И почувствовал, что лопну, если немедленно кому-нибудь об этом не расскажу, если не выговорюсь, не отомщу себе, Беате, моей чертовой католичке-мамочке и даже отцу, у которого был роман с какой-то бабой и у которого не хватило отваги пойти в нем до конца. Или вообще не начинать. Я поспешно стал одеваться, руки у меня тряслись, и я проклинал вывернутую штанину кальсон, потом ремень, который я с такой силой выдергивал из синих джинсов, что пряжка осталась у меня в руке. Я должен был перед кем-то выговориться. Должен был выговориться перед кем-то. Но когда захлопнул дверь и побежал к трамваю, я совершенно ясно осознал: выговориться я должен перед Адамом.
17
Выскочив из трамвая, я представил, какая у меня будет физиономия, если Адама не окажется в школе, и тут же ускорил шаг. А потом побежал. «Почему сперва было не позвонить ему, – корил я себя, входя в школу, – почему я всегда делаю не то, что нужно?» Лестница скрипела подо мной, словно собираясь провалиться, дабы прикончить мою никчемную жизнь, потому что, если по правде, я был о себе слишком высокого мнения, всегда слишком высокого, а теперь открылось, что я играю в какой-то издевательской комедии: вроде бы больно, а надо смеяться. Если только взглянуть со стороны. Извне. «Его бросила жена, появился „третий“». «Господи, – думал я, – да это же тема для телесериала». Начать жить внутри телесериала: приключение для идиота. Настоящего идиота, который даже в телесериале не способен порядочно сыграть, потому что само предложение «может, все-таки вернешься» (я злобно взвыл) – это даже не тот уровень, это какой-то глуповатый ужастик, окончательная демонстрация собственного ничтожества себе и ей, ибо если Беата разгадала мою игру, то считает меня кретином, а если не разгадала и верит в это якобы великодушие, то заблуждается по части меня куда сильней, чем я заблуждался насчет нее. Тогда, когда я думал, что она никогда меня не бросит… Ну разве что только она чудовище, демоническая мастерица манипуляций. Я утешаю ее. Потом соблазняю и тем самым аннулирую зло, которое произошло, ей нет нужды просить прощения, каяться, потому что инициативу беру на себя я, а она опять только уступила мне… Она? Беата?

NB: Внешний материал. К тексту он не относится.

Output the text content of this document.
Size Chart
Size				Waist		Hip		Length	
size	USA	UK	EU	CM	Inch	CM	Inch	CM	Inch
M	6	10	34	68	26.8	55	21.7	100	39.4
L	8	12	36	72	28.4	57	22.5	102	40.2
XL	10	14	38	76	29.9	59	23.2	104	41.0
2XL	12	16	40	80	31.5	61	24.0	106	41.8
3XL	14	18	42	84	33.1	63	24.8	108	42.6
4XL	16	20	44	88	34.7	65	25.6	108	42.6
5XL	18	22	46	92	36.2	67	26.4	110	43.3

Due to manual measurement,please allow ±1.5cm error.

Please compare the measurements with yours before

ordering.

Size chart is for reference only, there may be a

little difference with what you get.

На втором этаже я услышал звуки пианино. «Господи, – подумал я, – хоть тут мне повезло».
Адам, уткнувшись в ноты, очень медленно играл что-то, звучавшее, как Бах; видимо, это его здорово захватило, потому что он только бросил взгляд на меня, хрипло дышащего и окруженного клубами потного тумана – прямо тебе конь в осеннем пальто, – и снова склонился над клавиатурой. Даже сгорбился. Я, стараясь привести дыхание в норму, хрипел и кашлял, как старый чахоточник, а он сыграл мотив еще раз, но быстрее, потом еще раз, значительно быстрее, после чего откинулся и вполоборота смотрел на меня с иронической, как мне показалось, усмешкой. «Ну и выбрал я себе наперсника», – с негодованием подумал я, но ведь кому-нибудь другому пришлось бы слишком многое объяснять, а вот ему – куда как меньше, все уложится в несколько предложений. Я снял пальто, бросил на парту, вытер шарфом лоб. Тишина обескураживающе подействовала на меня; я понял, что не могу прокричать ему, что Беата была у меня и я… – не та манера, не та атмосфера, сама собой создающаяся вокруг него. Я открыл окно и закурил. С улицы ворвалось хрипение «трабанта», которого кто-то отчаянно пытался завести; с лязгом проехал трамвай; женщина из двухэтажного домика напротив кричала что-то переходящему улицу мужчине. Холодный воздух несколько отрезвил меня. Я долго так стоял, не произнося ни слова. Еще давился дымом, но уже ловил нужную форму – образ Рика: сигарета между средним и большим пальцами левой руки, глаза прищурены, кривоватая ухмылка. Адам опять проиграл тот же фрагмент мелодии.